By JOHN WAWROW
The Associated Press
Friday, October 19, 2007; 6:49 AM
ORCHARD PARK, N.Y. -- The Buffalo Bills intend to play a few games in Canada, eh? That's the plan after the Bills on Thursday announced they are seeking approval to play a preseason and at least one regular-season game in Toronto. It's part of the franchise's attempt to expand its market base beyond western New York.
"The team hopes to capitalize on the increasing interest of fans in the Canadian market by playing a regular-season game in Toronto," the Bills announced in a release.
The Bills hope to play a preseason game at Toronto next summer, with plans to play a regular-season game as early as 2009. The games would be played at Rogers Center, a downtown stadium with a retractable roof that serves as home to baseball's Blue Jays and the Canadian Football League Argonauts.
The Bills require both county and state approval to play "home games" outside of Ralph Wilson Stadium as a condition of their lease, which runs through 2012. The lease requires the team to play half its preseason and all regular-season home games at the Orchard Park facility.
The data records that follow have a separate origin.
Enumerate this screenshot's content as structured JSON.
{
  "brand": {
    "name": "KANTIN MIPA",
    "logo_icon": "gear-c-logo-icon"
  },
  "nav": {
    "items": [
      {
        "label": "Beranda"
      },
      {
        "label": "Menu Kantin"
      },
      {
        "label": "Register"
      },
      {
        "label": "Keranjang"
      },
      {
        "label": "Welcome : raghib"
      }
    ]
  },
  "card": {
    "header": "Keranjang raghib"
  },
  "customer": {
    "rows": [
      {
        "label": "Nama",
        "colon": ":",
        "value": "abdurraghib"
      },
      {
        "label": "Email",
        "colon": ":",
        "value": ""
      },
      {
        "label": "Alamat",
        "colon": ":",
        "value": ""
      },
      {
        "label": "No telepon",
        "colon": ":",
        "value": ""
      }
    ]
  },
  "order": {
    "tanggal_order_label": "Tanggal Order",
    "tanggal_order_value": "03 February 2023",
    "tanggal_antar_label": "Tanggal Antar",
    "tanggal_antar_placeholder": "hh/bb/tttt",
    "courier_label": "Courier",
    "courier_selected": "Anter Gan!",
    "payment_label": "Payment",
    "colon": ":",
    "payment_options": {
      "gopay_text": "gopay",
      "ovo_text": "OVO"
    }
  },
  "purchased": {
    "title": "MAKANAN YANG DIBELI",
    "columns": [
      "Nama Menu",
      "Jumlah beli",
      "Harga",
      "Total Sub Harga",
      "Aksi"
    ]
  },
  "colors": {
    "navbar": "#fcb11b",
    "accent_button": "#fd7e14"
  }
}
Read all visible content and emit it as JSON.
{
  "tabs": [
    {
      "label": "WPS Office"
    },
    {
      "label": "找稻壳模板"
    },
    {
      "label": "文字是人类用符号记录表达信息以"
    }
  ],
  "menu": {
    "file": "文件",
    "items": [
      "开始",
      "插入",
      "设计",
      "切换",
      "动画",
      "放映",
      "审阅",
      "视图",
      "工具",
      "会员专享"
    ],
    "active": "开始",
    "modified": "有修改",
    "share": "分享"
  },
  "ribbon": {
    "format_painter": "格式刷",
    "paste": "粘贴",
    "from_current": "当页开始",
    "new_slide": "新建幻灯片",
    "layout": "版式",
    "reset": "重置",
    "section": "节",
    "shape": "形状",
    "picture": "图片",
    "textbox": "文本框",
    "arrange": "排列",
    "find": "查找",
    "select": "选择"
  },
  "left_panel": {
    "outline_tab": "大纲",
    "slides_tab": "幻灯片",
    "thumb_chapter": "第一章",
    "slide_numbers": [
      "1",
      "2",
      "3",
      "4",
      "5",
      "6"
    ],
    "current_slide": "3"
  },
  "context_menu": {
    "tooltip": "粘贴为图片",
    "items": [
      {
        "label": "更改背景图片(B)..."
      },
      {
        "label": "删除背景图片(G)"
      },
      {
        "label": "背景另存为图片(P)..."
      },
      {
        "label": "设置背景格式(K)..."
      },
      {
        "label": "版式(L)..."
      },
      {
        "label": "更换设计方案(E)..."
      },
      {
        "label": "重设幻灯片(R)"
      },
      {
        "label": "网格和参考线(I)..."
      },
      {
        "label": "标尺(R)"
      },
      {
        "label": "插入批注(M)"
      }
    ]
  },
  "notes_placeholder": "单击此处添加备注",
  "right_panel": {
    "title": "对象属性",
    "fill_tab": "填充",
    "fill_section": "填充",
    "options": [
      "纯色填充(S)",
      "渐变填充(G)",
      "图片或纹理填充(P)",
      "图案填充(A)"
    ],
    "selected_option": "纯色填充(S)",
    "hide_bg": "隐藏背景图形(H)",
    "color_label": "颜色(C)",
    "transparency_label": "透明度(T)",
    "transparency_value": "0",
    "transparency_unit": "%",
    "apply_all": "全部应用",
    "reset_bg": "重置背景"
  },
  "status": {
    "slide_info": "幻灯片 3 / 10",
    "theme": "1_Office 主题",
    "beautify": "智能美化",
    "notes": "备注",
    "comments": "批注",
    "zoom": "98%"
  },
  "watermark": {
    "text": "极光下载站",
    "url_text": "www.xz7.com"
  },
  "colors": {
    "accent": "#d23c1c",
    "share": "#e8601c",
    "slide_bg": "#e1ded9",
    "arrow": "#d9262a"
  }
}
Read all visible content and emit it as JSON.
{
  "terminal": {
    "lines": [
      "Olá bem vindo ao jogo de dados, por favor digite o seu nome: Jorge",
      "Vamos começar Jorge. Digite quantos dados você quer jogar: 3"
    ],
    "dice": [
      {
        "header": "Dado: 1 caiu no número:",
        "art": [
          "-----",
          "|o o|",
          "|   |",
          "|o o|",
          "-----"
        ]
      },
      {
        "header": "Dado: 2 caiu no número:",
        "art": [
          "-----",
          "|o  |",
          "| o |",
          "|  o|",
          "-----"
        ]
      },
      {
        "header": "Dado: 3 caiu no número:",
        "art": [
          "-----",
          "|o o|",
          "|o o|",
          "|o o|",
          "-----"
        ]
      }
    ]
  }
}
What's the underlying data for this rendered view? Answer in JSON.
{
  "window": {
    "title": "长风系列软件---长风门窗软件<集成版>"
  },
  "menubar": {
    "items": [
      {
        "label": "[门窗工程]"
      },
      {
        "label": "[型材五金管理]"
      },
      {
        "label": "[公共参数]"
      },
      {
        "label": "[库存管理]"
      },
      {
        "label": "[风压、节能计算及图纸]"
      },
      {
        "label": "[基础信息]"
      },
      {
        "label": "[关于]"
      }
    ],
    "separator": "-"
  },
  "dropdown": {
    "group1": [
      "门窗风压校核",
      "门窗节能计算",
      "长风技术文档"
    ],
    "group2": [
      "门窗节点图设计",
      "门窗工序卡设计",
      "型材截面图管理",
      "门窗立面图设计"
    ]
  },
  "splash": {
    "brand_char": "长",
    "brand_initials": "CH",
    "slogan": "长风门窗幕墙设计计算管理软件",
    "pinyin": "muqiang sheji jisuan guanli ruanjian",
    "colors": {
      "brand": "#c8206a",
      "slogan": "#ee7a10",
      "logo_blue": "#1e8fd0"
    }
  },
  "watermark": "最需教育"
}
The team began the process by sending a letter of request to Erie County on Wednesday.
The Bills would also need approval from the NFL, considered a formality with the league already scheduling games in international markets. In two weeks, Miami and the New York Giants will play at London's Wembley Stadium in the first NFL game outside North America. In 2005, Arizona and San Francisco played in Mexico City in the first regular-season game outside the United States.
Toronto is the next logical choice as part of the Bills' expansion plans. Canada's largest metropolitan center is a 90-mile drive from Buffalo, boasts a large corporate base that can translate into additional marketing revenue, and the team also draws an average of 15,000 Canadian fans to its home games.
The Bills also consider this a chance to lure Toronto companies to purchase corporate suites at Ralph Wilson Stadium. The Bills currently have three suites unsold and, next season, will unveil new prime suites as part of a plan to relocate the existing press box.
The Bills stressed the games at Toronto are part of their regionalization plans and should not be considered a first step for the franchise's relocation. The Bills noted the success they've enjoyed since moving their training camp in 2000 to Rochester, where they've taken advantage of the city's corporate base.
Bills owner Ralph Wilson, who turned 89 on Wednesday, has maintained he has no intention of selling or relocating the franchise. The team's future remains unclear because Wilson has no plans to keep the franchise in his family once he dies, leaving the door open for a new owner to move the team.
Toronto newspapers have published stories speculating whether the city can be a viable NFL market, and most often mention the Bills as a prime candidate.